A recent Gallup poll, released this month, shows 81% of Americans are “very sure” God exists. In the 1960s, before Roe v Wade, 98% of Americans were “very sure” God exists.
This radical change from 1 in 50 people doubting God to 1 person in 5 means that the whole abortion issue must be dealt with in some way other than GOD SAID “Thou shall not kill.” While God did say that, it means next to nothing to a culture which is not God centered. Even “Love your neighbor as yourself” is under serious attack from cultural emphasis on the standard for moral decisions being an inherent right to self-determination. Our culture says the best way to love our neighbor is to support whatever moral decision he or she makes. Autonomy rules.
That is the cultural world of 2022. That is part of this bend in the creek. The other part of the bend is that we have an opportunity to change the culture by living fervently and joyfully a Gospel of Life.
Abortion may well return to “law of the land” state by state unless we can help people see that God doesn’t say “Thou shall not kill” without reason. God’s standards are standards that help us flourish as people and as culture. The Gospel of Life is not a narrow-minded path created by old men who don’t value women. The Gospel of Life is a way to be that rests in human freedom made possible by following God’s way. We follow God because God is good and teaches goodness. God’s true freedom is the freedom to master self in order to live with love, joy, peace, patience, goodness, kindness, faithfulness, gentleness, and self-control.
The message here for this Sunday: how do we express the fuller freedom of God’s ways as being better than the appearance of freedom in “ways of the flesh”?
Luke 9:51-62
The context in Luke is the seismic shift that happens after Jesus feeds the 5000, Peter declares “You are the Christ,” and Jesus is transfigured on the mountain—all recorded in earlier verses of Chapter 9. It happens about six months before Holy Week. Jesus “resolutely determined to journey to Jerusalem.” The first part of Luke 9 was a bend in the creek for Jesus and his disciples. Now his tone changes. He is no longer going about Galilee teaching, healing, and gently inviting. As today’s final verse summarizes, “No one who sets his hand to the plow and looks to what was left behind is fit for the kingdom of God.” Jesus begins to get ready for the cross–and resurrection.
I look at the other parts of these verses: Jesus says “no” to revenge on those who are not open to him; Jesus continues teaching those who are open; Jesus says clearly ‘Follow, but don’t expect it to be easy.” I can apply all that to me, to the Church in the US.
All of this says to me, “This bend in the creek shows no turtles sunning on rocks or waterfree passage to the next farm over.
This is tough going.

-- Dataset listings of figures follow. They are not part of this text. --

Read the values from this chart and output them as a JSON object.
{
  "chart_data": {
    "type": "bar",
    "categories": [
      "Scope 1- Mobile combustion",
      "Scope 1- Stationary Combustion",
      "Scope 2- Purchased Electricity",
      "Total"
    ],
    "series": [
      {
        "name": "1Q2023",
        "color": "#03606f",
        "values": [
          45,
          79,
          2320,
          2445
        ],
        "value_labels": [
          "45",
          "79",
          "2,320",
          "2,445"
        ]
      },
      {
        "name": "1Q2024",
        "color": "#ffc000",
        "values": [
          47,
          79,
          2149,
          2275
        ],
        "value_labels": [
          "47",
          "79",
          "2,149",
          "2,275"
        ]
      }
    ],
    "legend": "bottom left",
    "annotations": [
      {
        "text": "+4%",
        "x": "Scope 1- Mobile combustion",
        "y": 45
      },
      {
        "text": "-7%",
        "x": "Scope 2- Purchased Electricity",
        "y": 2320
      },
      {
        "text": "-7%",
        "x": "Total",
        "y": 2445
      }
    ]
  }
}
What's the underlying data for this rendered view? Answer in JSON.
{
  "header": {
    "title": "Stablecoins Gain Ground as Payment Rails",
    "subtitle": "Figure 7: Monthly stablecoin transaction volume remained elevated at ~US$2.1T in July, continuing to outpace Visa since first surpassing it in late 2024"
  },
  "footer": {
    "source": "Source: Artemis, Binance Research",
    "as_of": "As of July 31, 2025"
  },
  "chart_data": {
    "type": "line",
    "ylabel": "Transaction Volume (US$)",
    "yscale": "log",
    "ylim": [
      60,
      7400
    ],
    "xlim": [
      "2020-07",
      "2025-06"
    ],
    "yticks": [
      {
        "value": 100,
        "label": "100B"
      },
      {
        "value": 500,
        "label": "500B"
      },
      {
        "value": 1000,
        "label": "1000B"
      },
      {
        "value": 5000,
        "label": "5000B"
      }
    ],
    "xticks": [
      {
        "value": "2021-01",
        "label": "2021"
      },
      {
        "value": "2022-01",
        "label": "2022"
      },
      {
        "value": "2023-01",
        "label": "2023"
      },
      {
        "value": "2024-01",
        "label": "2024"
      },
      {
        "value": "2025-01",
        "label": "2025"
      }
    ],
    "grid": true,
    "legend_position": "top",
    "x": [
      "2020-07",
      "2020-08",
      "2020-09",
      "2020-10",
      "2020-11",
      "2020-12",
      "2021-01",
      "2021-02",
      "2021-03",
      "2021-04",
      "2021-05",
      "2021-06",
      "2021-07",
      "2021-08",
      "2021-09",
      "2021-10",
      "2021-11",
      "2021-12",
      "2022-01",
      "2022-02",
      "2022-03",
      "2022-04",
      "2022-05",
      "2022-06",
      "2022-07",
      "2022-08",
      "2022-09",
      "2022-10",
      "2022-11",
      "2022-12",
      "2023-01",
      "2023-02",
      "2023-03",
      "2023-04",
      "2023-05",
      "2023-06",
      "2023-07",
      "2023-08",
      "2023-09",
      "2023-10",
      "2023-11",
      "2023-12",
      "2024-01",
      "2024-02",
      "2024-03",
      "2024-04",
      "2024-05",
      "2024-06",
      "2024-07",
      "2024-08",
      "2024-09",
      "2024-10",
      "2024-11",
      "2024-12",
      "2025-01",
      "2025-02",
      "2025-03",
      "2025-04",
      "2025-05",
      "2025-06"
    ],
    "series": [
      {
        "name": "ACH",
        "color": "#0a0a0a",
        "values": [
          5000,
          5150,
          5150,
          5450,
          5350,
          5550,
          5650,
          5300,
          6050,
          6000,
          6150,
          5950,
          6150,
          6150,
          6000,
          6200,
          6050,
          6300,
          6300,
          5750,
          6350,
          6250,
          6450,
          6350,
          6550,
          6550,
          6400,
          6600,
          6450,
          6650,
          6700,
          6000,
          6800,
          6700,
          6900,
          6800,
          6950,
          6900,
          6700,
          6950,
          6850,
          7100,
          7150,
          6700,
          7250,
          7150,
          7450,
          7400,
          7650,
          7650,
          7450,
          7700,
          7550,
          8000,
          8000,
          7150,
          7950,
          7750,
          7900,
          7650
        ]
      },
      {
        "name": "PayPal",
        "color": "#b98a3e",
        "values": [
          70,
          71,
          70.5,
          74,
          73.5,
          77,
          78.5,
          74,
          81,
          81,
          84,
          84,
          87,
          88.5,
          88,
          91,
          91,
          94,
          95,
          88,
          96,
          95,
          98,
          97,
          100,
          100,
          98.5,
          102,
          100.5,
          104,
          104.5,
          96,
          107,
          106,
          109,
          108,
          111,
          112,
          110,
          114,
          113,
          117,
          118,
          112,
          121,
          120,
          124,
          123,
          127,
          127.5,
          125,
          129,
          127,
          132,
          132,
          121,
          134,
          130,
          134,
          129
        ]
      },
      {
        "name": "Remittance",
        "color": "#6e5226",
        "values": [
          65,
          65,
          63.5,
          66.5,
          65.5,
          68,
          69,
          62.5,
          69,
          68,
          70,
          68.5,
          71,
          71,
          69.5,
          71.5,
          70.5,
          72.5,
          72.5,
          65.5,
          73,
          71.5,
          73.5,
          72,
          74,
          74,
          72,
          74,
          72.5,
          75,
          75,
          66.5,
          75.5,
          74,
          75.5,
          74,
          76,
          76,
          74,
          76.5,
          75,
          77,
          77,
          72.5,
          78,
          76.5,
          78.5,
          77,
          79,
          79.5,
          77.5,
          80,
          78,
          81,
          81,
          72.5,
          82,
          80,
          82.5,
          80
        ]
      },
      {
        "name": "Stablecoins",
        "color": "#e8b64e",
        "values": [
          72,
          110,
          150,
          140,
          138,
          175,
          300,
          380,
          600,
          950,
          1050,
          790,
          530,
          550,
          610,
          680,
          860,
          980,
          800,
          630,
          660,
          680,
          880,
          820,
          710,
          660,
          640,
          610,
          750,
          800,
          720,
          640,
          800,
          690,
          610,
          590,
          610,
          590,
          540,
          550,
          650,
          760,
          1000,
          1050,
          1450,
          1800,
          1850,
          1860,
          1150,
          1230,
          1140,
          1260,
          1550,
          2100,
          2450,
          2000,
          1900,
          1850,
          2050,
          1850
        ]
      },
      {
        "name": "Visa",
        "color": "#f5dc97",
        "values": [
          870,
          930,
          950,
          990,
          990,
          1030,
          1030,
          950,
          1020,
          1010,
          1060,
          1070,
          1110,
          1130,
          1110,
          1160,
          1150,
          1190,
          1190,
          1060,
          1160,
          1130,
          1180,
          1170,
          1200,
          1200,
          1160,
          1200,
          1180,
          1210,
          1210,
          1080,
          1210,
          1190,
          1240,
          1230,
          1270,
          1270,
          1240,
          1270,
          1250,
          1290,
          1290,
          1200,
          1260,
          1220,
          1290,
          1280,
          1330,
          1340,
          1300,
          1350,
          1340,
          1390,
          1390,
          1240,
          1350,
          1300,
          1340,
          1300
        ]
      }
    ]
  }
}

Come. Or not. Jesus calls.
Applications
What do we do? What do I do? Three years ago, I made a very careful study of St. Pope John Paul’s Evangelium Vitae, the Gospel of Life. I believe it holds the positive answers for us.
Who is interested in studying it with me, perhaps every other week on a Friday night, Sunday afternoon, or Sunday night through the summer? The text is available online from the Vatican website or in paper through the US Council of Catholic Bishops.
If you are interested, rather than respond in the comments, send an email to: mary@skillswork.org. We must find ways to speak rich, though demanding, Truth with visible, proactive love.
Prayer:
Lord, I expected this bend in the creek, but, still, now that it is here, I need your guidance to know how to navigate some different waters. Lead me, guide me, Lord. Lead us all, guide us all. Unite and direct us.